From OKC’s vantage point, the best-case scenario is that they wind up with the ninth pick. The worst-case outcome is more likely in which they get nothing at all. (OK, cash is not nothing, but $890K isn’t even enough to pay a rookie minimum salary.) So if Sam Presti recognizes that he may not come away with a pick at all, would he accept something else now to wipe away the debt altogether? And does it make sense for the Jazz to offer that when this debt might vanish on its own?
It’s been suggested on the interwebs that Utah could trade the 21st pick to OKC in exchange for getting the 2026 pick back. The Jazz might balk at giving away a solid pick when they’re 11 months away from potentially not owing OKC anything, an outcome they can at least theoretically influence. Someone else suggested a package of seconds, but that doesn’t really change OKC’s world since they’re already swimming in picks. A hybrid version that’s at least interesting came from X user Oliver, who suggested that OKC could move up from 24 to 21 in next week’s draft and receive one or more additional seconds in exchange for the 2026 pick being completely freed up.
But OKC doesn’t really need more raw “stuff.” At some point Presti is going to have a hard time rostering all of players he selects with their picks. The Thunder already have 13 players under guaranteed contracts for next season, plus two team options, two first-round picks, and a second. Not even counting the Jazz pick, they have three more 1sts in 2026, and one or more in every subsequent year. At some point, they’re going to have to start consolidating assets rather than adding them.
So OKC’s primary goal is likely protecting their best-case outcome, not just piling up minor assets. Maybe it’s as simple as turning that protected pick into a protected swap. OKC already owns the two best of their, Houston’s (5-30) and LAC’s picks next year. Maybe the Jazz could give them something small now in exchange for altering the language so that OKC has the right to swap the best (or even second best) of those picks if Utah’s is outside the top 8. That way OKC still has the same upside in play: if Utah lands 9th, OKC still comes away with that pick. Utah could still wind up surrendering a late lotto pick, but pays a small price to insure themselves against the outcome of having no firsts at all. They also maintain the right to keep the pick if it’s top-8, so nobody in that scenario sacrifices the highest-upside outcome.

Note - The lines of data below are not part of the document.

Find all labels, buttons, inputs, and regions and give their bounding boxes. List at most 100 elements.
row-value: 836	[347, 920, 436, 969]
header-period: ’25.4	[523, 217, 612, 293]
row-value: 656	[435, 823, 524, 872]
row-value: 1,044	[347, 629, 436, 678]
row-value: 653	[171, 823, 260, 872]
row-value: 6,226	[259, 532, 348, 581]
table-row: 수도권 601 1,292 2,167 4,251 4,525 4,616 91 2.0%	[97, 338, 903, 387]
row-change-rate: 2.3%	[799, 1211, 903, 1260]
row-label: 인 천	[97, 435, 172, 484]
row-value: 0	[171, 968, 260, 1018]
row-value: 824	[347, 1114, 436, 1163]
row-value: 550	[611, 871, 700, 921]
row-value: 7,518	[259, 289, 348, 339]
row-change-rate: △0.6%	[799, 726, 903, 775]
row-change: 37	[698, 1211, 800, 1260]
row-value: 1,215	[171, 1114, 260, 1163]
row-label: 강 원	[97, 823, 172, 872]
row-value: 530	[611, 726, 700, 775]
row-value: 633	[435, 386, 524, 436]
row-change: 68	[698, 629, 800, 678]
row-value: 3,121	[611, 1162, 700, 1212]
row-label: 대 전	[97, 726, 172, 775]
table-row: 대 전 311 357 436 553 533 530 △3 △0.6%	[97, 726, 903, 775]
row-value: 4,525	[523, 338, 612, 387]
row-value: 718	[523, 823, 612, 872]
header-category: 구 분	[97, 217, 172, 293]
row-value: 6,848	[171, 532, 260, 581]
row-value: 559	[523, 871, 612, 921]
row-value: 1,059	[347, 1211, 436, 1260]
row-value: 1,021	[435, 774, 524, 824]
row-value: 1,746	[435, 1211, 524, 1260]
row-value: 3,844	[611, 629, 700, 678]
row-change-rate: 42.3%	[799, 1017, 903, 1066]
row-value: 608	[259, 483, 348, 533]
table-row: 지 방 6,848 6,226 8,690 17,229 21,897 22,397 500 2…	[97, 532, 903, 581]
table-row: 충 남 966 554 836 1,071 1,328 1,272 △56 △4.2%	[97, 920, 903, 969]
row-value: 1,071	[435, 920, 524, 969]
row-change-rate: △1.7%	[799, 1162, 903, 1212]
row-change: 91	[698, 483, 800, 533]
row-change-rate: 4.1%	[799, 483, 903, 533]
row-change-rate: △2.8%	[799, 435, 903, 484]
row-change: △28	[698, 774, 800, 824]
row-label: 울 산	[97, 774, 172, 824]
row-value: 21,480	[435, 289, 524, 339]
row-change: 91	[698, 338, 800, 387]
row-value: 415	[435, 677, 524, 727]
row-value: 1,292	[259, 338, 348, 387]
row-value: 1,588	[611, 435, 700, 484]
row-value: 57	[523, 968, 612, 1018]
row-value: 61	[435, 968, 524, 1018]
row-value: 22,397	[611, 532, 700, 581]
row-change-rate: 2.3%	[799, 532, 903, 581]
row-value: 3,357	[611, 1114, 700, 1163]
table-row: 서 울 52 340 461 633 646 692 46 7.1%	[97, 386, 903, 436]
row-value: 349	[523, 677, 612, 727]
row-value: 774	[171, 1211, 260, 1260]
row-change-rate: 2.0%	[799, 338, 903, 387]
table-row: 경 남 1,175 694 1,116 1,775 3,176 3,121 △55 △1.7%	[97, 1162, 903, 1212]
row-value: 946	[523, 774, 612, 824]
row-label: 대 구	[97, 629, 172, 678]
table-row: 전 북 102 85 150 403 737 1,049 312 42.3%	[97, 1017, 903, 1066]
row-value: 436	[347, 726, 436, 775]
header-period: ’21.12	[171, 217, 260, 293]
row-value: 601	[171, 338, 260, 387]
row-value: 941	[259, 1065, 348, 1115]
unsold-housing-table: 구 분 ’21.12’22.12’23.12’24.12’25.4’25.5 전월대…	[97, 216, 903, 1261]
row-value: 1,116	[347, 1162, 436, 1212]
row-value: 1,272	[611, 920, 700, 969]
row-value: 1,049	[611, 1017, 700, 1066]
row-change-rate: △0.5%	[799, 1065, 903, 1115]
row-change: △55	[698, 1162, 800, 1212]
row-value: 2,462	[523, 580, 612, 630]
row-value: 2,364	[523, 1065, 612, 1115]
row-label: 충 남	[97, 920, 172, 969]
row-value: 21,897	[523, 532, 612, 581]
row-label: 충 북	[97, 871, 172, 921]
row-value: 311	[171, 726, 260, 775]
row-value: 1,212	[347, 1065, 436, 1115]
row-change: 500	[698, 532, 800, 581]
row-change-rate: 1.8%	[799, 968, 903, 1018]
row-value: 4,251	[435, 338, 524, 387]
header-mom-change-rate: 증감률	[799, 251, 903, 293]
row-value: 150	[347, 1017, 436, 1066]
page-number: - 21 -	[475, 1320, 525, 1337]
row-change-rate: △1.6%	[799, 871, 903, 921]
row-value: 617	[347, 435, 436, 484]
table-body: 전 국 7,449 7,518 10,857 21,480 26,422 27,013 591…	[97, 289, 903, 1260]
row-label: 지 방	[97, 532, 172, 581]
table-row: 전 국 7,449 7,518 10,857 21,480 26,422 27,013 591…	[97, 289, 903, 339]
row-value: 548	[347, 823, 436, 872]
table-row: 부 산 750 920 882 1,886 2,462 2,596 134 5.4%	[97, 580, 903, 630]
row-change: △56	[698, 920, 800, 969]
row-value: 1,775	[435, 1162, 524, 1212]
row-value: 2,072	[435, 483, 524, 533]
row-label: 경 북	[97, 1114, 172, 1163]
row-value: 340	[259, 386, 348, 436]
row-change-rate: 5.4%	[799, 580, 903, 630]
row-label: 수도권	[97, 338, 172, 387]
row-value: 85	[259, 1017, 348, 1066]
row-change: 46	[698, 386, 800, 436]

(If the Jazz’s pick was subject to such a swap, they could no longer exercise their own swap rights with Cleveland or Minnesota, but that’s no huge loss. As it stands now, that swap is only in play in the unlikely scenario that the Wolves/Cavs wind up with a higher pick than the Jazz’s own top-8 selection.)
It might be a non-starter. OKC hoped four years ago that Utah might be bad-but-not-abysmal in one of those three years, and that’s certainly still in play. So maybe they’d prefer to ride it out.
Regardless, the broader point is that this pick in question is one item in Utah’s asset arsenal. Don’t get so obsessed with protecting this one thing that you’re willing to devalue everything else the Jazz are working with. The goal is to maximize as many assets as possible so that a competitive roster takes shape, not just to maximize that one tool at the expense of all others.